We're building an automated AI engineer, and it works

March 23, 2026 · Viraj Mehta, Gabriel Bianconi

We’re building an automated AI engineer that dramatically improves performance of LLM agents on every single benchmark we’ve tried.

TensorZero Autopilot is an automated AI engineer that analyzes LLM observability data, sets up evals, optimizes prompts and models, and runs A/B tests.

It’s powered by our 11.1Kopen-source LLMOps platform that unifies an LLM gateway, observability, optimization, evaluation, and experimentation. The open-source project is used by companies ranging from frontier AI startups to the Fortune 10 and fuels ~1% of global LLM API spend today.

To put it to the test, we ran TensorZero Autopilot across diverse LLM tasks (e.g. medicine, law, science). The workflow typically involved analyzing historical data, creating evaluations (e.g. LLM judges), experimenting with different prompts and models, selecting the most promising variants, and setting up an adaptive A/B test to converge on the best one.

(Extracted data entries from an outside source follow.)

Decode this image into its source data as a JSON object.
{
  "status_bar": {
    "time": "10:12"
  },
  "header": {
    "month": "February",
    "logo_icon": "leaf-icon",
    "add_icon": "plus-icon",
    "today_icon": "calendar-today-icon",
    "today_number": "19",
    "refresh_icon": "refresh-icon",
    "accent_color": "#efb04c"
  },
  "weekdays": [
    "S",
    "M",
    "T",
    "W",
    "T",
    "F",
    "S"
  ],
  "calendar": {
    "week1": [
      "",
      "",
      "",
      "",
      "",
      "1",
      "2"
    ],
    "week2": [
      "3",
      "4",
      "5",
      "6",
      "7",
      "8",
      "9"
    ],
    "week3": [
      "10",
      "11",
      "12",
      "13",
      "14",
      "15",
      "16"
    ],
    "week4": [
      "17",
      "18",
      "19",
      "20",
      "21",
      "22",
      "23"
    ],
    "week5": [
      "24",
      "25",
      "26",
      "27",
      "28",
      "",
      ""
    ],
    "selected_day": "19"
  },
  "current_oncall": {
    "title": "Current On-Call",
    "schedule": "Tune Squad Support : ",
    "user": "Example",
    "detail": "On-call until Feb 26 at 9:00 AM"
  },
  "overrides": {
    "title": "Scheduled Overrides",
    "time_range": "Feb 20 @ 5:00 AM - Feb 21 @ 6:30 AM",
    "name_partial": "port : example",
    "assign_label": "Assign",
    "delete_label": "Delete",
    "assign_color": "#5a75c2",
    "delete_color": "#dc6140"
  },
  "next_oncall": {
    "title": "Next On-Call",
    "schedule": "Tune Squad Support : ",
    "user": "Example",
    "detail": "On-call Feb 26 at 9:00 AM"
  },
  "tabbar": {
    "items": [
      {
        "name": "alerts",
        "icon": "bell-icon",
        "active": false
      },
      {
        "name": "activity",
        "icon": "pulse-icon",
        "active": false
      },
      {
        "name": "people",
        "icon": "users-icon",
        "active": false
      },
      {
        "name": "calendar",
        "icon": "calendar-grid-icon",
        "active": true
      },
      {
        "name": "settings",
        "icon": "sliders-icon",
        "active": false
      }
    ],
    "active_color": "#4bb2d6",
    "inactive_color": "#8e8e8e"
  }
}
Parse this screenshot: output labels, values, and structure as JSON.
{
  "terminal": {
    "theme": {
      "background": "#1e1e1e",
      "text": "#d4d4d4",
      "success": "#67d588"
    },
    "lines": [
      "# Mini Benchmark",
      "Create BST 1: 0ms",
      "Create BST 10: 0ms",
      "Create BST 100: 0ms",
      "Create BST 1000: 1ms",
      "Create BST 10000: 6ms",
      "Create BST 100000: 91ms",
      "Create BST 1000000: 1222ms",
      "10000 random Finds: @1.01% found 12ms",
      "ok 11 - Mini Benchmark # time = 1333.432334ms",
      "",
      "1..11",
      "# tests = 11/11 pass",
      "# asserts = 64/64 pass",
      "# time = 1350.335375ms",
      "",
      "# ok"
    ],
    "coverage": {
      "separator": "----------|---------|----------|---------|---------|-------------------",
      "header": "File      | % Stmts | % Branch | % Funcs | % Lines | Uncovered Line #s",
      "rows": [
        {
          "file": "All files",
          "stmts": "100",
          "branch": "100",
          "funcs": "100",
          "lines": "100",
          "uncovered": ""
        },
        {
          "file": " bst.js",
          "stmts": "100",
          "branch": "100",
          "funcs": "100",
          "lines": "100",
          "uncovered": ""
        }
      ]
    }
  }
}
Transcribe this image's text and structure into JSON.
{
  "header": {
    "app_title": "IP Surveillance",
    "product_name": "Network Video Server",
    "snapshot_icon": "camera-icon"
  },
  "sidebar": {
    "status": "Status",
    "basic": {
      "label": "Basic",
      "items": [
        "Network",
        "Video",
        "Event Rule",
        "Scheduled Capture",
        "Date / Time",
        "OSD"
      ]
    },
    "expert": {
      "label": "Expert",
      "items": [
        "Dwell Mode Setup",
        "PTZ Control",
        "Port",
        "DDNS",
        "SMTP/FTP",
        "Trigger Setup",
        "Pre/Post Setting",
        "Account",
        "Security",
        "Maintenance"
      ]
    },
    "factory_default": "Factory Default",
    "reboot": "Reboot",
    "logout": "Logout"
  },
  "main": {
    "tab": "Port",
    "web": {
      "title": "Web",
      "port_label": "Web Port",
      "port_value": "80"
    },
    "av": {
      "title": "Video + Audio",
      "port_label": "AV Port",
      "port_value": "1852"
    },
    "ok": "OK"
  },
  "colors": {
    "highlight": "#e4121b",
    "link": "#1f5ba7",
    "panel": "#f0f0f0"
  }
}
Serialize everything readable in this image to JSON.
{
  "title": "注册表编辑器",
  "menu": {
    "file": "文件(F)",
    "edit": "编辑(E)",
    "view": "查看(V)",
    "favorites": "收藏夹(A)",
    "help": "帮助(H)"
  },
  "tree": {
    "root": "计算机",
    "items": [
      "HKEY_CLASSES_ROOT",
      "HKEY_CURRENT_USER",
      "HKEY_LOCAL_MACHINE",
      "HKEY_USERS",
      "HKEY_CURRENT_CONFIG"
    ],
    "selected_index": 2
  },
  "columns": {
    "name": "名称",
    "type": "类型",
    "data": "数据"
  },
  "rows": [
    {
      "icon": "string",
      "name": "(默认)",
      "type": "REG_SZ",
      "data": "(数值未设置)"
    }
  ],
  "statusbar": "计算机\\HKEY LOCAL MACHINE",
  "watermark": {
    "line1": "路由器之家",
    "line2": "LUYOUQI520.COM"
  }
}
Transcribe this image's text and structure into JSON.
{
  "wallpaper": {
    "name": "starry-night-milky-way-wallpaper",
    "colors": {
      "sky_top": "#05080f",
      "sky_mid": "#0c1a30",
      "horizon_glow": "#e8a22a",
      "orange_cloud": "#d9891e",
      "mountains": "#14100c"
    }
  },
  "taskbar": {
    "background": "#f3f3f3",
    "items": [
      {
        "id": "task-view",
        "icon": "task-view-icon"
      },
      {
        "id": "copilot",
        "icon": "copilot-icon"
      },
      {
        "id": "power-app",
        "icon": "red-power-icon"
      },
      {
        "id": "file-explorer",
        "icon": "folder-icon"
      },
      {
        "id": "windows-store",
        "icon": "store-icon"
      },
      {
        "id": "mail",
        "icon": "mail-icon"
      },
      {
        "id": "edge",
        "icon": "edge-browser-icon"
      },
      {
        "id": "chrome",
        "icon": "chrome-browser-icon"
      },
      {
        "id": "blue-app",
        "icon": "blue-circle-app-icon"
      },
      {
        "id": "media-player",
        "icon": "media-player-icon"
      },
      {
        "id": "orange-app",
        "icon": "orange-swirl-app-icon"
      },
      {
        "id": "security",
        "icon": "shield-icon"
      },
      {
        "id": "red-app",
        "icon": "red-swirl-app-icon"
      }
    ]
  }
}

We evaluated TensorZero Autopilot on a range of tasks:

Task	Environment
Software Engineering	`terminal-bench@2.0`
Customer Service	`tau-bench`
Data Extraction	`CoNLL++ NER`
Medicine	`MedAgentBench`
Law (Chinese)	`LawBench`
Science (Astrophysics)	`ReplicationBench`
Interactive Reasoning	`LLM Gym (21 Questions)`

For each task, we collected 100 rollouts with a GPT-5 mini baseline using 11.1KTensorZero. We then ran TensorZero Autopilot with 5 independent seeds and evaluated the optimized variants it generated with 100 fresh rollouts on held-out tasks. You can find the code for this experiment on GitHub.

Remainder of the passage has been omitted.